From his college readings to legislation in Congress, the Vermont Senator has had unusual views on health.
On the day of his crushing victory in the New Hampshire primary, 74-year-old Bernie Sanders shot hoops with his grandkids. He has a good mid-range shot. Boom. Boom. Boom.

He sank it every time. “I have been blessed with good endurance and good health,” Sanders says, pointing to his athletic prowess.

As Sanders’ medical records make clear, he’s kept his good health through regular visits to the doctor for treatment of minor ailments. But he also has a long history of interest in alternative medicine, including a few ideas that are far outside the mainstream.

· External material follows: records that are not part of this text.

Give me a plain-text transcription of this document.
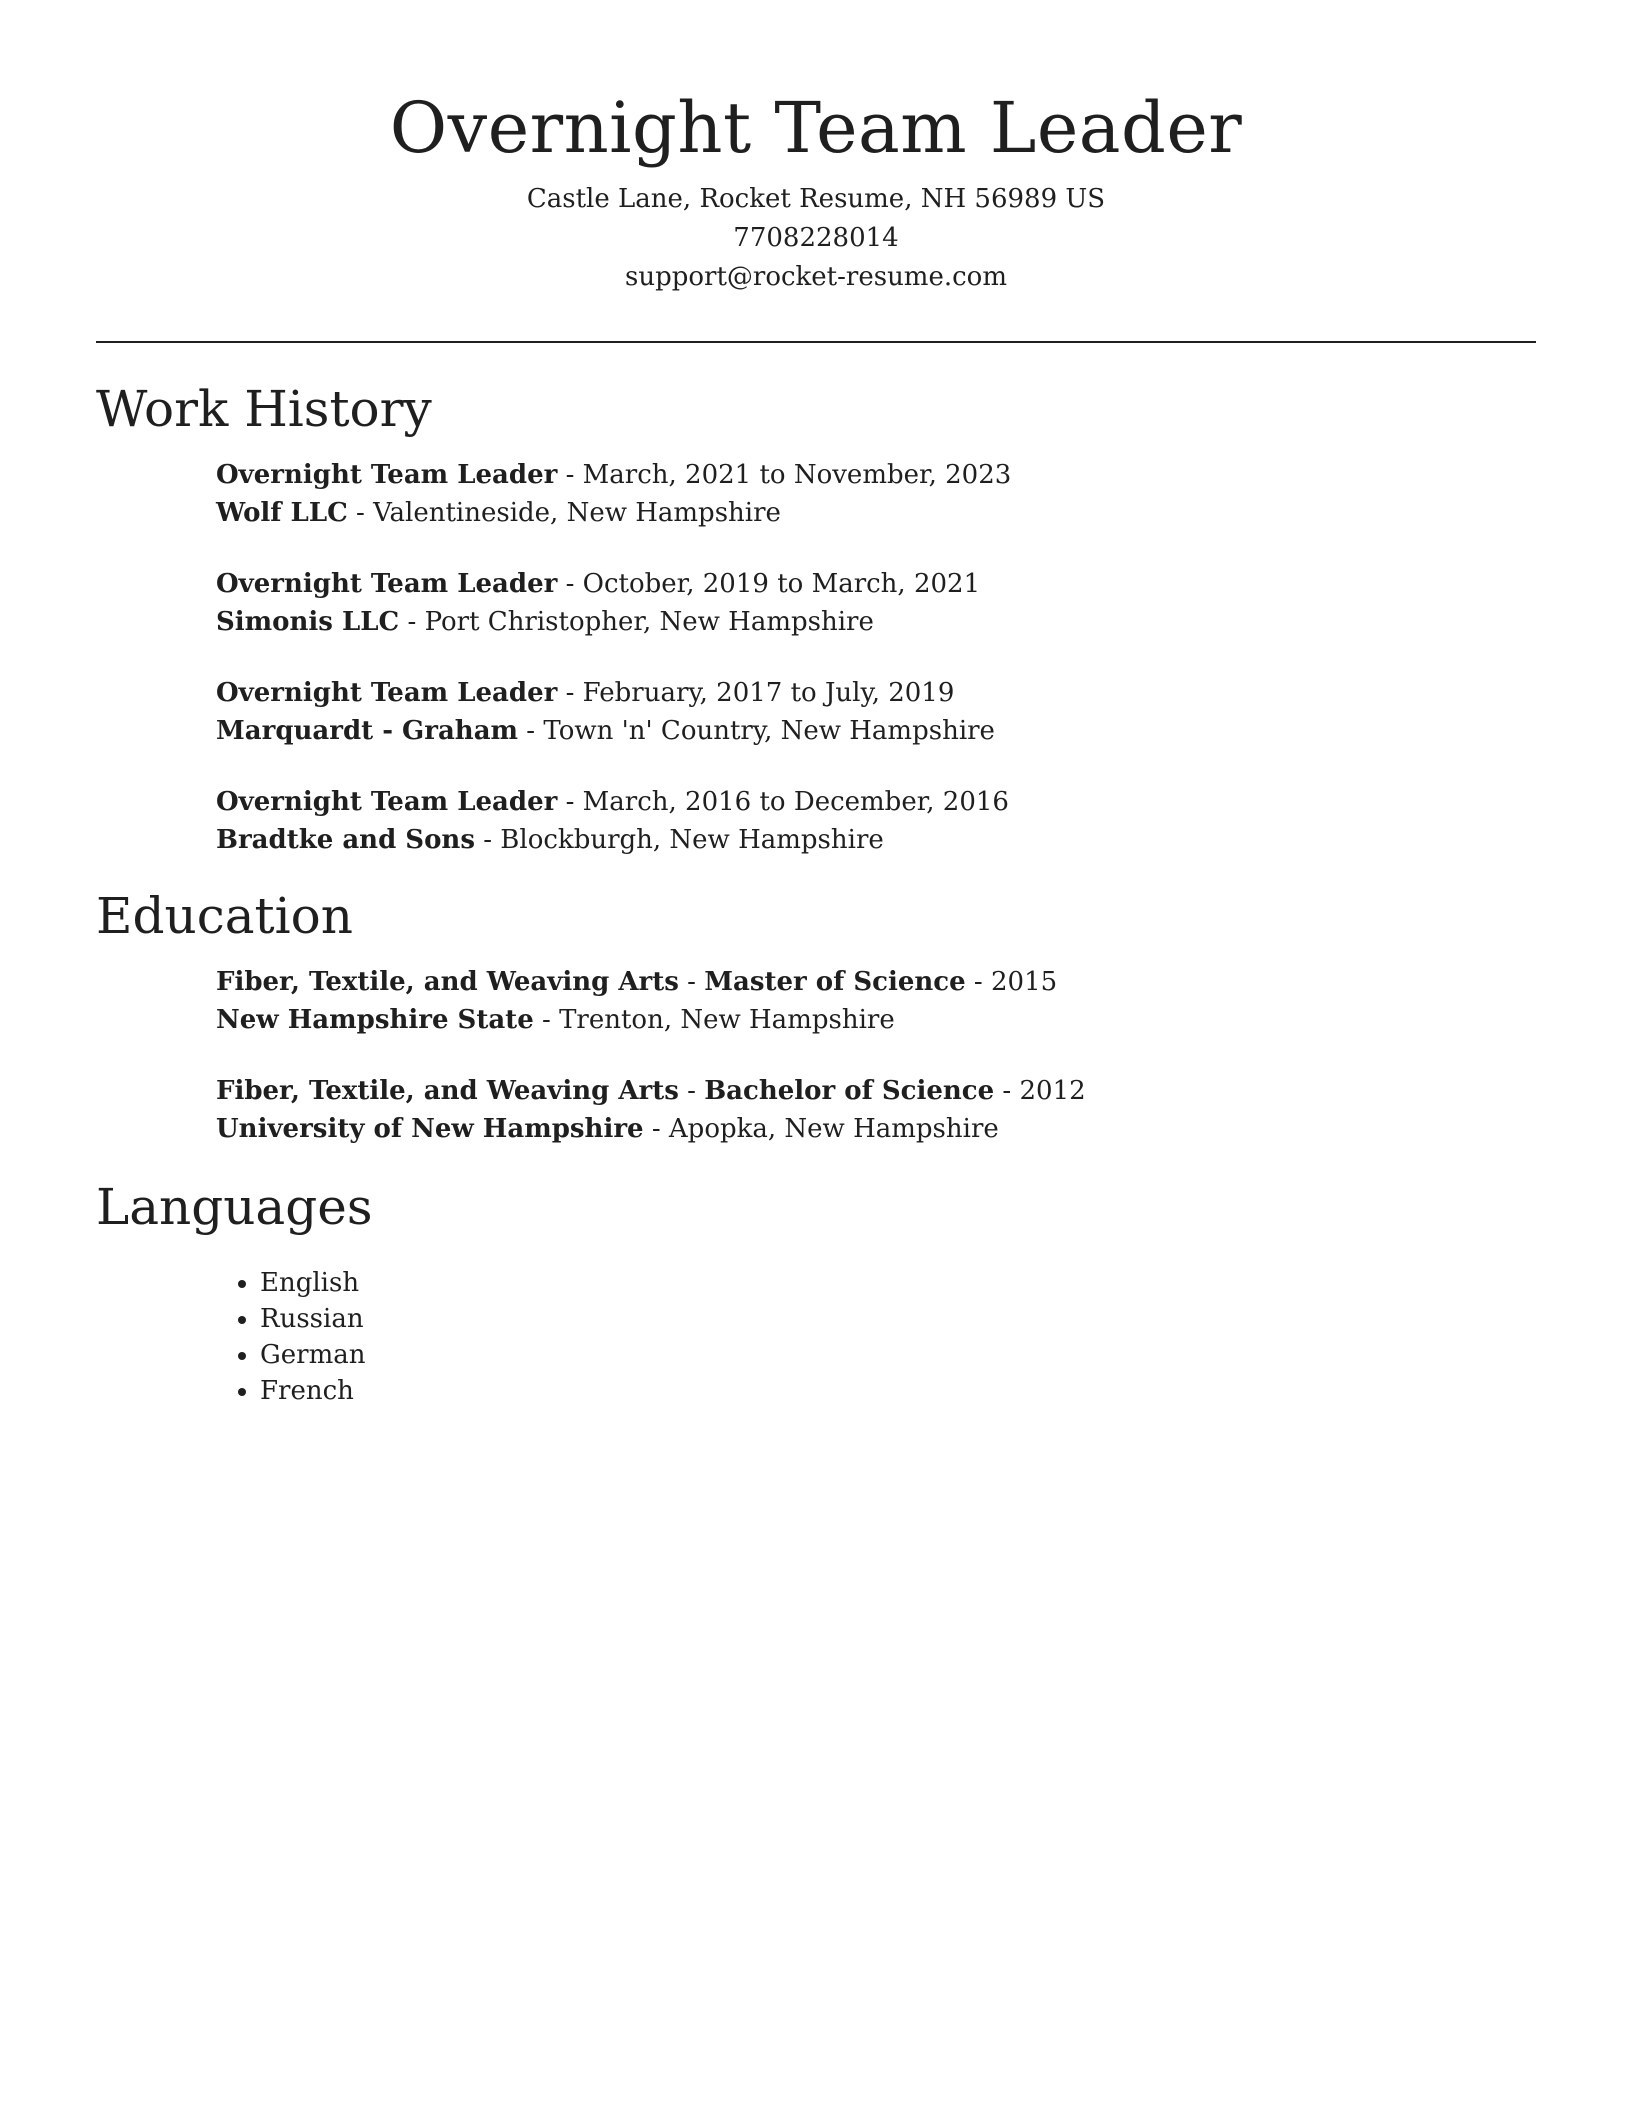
Overnight Team Leader
Castle Lane, Rocket Resume, NH 56989 US
7708228014
support@rocket-resume.com
Work History
Overnight Team Leader - March, 2021 to November, 2023
Wolf LLC - Valentineside, New Hampshire
Overnight Team Leader - October, 2019 to March, 2021
Simonis LLC - Port Christopher, New Hampshire
Overnight Team Leader - February, 2017 to July, 2019
Marquardt - Graham - Town 'n' Country, New Hampshire
Overnight Team Leader - March, 2016 to December, 2016
Bradtke and Sons - Blockburgh, New Hampshire
Education
Fiber, Textile, and Weaving Arts - Master of Science - 2015
New Hampshire State - Trenton, New Hampshire
Fiber, Textile, and Weaving Arts - Bachelor of Science - 2012
University of New Hampshire - Apopka, New Hampshire
Languages
• English
• Russian
• German
• French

From linking sexual abstinence to cancer to blaming disease on the “ails of society,” Sanders has sometimes professed opinions on health as alternative as his political ideas. He penned essays in his twenties arguing that sexual repression causes cancer in women, and suggested through his late forties that the disease has psychosomatic causes.

Those ideas are nowhere to be found in Sanders’ current campaign proposals, but he has boosted them in the past, including in some freelance columns in alternative newspapers.

After he arrived in Congress in 1991, he backed legislation supporting acupuncture and other naturopathic remedies and held conferences on alternative health.

“No one denies the important roles that surgery and drugs play in treating disease, but people are now looking at different therapies in addition,” Sanders said at an alternative health conference in Burlington in 1996, one of several such forums he has sponsored.

The Vermont Senator’s free-thinking approach to medicine—which has ranged from the accepted to the unusual—is reflected in part by his home state and by his politics. The Green Mountain’s granola culture and 1960s expatriate population adheres to the alternative in everything, including medicine.

“I would classify [Bernie] as a huge supporter of alternative therapies and natural medicine,” said Michael Stadtmauer, a naturopathic doctor in Montpelier who attended an alternative health conference with Sanders in 2010. “In Vermont we have a general friendliness toward [alternative medicine] that doesn’t exist in other states.”

Sanders’ views on health appear to have changed over the years, but they began with some radical ideas.